Confocal fluorescence microscopy

HeLa cells were seeded on microscope coverslips placed in 24-well plates at a concentration of 2 × 105 cells/well until the cells reached approximately 70–80% confluence. The pEGFP-p65 was co-transfected with pDsRed1-Nsp2, as well as the empty vector pDsRed-C1. At 36 h post-transfection, cells were fixed with 4% paraformaldehyde for 10 min followed by permeabilization with 0.1% Triton X-100 for 10 min at room temperature (RT). After three washes with PBS, cells were incubated with DAPI for 5 min at room temperature. After washing with PBS, fluorescent images were performed using confocal laser scanning microscope (LSM 510 Meta; Carl Zeiss MicroImaging, Göttingen, Germany).

RNA exaction and quantitative real-time RT-PCR

To determine the effect of Nsp2 on IL-6, IL-8, COX-2 and RANTES, HeLa cells grown in 24-well plates were transfected with 1 μg of plasmid encoding Nsp2. The empty vector served as a negative control. Total RNA were extracted from the transfected cells 36 h post-transfection using TRIzol reagent (Invitrogen). Real-time RT-PCR was performed using SYBR Green Real Time PCR Master Mix (Toyobo Biologics, Osaka, Japan) with primer pairs described in Table 1 in the LightCycler 480 (Roche Molecular Biochemicals).
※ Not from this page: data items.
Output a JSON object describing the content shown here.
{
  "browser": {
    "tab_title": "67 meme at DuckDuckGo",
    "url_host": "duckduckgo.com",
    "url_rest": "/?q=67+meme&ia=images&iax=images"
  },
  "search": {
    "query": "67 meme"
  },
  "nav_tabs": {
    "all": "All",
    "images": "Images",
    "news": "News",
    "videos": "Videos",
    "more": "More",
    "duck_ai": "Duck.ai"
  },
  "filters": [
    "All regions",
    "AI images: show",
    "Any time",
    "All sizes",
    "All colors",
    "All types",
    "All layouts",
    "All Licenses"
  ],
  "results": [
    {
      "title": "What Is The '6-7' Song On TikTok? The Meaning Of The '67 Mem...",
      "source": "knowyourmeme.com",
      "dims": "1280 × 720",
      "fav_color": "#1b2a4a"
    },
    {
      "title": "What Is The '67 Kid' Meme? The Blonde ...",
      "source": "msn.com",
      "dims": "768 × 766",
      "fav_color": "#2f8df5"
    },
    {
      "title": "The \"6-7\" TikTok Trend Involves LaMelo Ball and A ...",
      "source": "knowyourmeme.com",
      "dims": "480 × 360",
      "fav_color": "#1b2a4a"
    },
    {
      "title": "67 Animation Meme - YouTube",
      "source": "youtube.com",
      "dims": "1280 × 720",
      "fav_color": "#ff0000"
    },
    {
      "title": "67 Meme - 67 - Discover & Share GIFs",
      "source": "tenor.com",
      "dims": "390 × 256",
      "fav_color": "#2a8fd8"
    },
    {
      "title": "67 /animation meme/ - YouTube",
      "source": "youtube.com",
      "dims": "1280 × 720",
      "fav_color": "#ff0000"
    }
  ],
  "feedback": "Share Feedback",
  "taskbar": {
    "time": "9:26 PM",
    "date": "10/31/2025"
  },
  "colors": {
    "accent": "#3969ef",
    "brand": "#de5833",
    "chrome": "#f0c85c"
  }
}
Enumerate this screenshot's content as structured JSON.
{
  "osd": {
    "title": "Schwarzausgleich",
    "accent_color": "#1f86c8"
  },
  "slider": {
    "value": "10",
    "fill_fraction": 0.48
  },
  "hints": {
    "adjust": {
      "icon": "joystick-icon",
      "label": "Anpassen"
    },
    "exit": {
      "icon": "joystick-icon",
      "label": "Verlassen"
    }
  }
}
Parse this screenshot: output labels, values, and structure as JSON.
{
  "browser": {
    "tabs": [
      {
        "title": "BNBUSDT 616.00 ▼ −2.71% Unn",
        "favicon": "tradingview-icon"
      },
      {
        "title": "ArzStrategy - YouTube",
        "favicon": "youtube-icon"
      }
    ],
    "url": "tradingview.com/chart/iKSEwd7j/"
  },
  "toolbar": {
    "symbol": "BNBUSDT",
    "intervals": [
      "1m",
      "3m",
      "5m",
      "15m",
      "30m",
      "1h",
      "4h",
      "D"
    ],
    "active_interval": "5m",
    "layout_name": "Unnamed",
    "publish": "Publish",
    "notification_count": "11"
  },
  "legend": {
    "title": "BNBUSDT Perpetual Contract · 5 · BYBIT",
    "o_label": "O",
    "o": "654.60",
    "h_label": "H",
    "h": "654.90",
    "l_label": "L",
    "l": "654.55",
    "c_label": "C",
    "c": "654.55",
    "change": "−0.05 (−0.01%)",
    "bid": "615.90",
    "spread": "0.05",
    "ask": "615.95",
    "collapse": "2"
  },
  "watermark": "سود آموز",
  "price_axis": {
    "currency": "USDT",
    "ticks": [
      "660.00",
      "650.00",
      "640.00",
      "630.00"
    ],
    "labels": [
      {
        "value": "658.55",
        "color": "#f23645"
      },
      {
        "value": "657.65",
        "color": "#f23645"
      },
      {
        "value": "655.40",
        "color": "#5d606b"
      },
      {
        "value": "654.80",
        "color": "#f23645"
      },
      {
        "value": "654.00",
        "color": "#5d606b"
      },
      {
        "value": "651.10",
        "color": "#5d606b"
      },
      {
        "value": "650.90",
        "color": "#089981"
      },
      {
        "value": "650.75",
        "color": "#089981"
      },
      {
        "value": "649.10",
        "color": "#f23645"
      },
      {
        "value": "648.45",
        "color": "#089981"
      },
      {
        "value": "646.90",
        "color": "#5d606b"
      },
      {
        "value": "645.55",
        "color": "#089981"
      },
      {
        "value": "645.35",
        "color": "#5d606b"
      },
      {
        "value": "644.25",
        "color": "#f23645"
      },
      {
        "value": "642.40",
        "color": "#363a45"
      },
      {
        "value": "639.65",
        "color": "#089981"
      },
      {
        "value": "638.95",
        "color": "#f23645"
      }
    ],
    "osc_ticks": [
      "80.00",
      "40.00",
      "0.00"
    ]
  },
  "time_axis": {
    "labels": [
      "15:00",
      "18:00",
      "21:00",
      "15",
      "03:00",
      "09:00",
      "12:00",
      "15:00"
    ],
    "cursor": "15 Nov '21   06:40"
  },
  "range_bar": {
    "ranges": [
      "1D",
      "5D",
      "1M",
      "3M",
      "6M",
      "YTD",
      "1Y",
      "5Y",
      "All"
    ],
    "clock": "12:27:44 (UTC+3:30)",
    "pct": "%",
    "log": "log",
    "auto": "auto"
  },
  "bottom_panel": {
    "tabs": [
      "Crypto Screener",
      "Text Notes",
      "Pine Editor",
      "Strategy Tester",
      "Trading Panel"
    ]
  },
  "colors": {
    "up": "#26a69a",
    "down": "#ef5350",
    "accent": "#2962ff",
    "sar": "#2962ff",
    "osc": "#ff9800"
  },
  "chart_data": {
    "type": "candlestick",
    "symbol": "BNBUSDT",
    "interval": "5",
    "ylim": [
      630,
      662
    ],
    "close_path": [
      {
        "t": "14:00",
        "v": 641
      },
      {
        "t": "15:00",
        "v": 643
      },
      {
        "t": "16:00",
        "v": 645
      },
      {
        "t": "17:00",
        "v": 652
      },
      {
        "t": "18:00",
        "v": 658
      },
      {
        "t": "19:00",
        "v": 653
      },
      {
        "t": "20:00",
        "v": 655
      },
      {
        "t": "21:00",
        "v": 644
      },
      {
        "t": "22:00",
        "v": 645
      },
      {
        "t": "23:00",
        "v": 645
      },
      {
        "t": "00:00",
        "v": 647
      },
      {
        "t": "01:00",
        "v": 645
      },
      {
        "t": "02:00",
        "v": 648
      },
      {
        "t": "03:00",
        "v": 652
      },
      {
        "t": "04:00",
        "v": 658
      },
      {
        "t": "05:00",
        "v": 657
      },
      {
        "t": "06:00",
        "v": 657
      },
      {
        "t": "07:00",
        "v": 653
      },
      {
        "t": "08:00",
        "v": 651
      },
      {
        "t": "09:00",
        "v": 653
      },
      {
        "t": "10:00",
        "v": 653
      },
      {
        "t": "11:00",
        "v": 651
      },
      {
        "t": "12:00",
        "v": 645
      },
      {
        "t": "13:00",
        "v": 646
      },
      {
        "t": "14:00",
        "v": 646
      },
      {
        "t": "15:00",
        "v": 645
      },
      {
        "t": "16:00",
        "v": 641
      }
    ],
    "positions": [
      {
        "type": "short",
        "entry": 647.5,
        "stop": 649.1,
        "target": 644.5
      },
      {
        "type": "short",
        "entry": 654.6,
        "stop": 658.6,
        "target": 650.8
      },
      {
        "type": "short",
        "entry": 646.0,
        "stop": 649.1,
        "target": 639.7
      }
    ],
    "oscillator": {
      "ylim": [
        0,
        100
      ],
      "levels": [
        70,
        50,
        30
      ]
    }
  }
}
Individual transcripts in each sample were assayed three times and normalized with human glyceraldehyde-3-phosphate dehydrogenase (GAPDH) mRNA level as an endogenous control. Primers were designed using the Primer Express software (version 3.0; Applied Biosystems, Carlsbad, CA).

Table 1 Primers used in the quantitative real-time PCR

Statistical analysis

All experiments were performed at least three times with reproducible results. Data were presented as means ± standard deviations (SD). The Student’s t-test was used to determine statistical significance. P-values less than 0.05 were considered statistically significant, and P-values less than 0.01 were considered highly significant.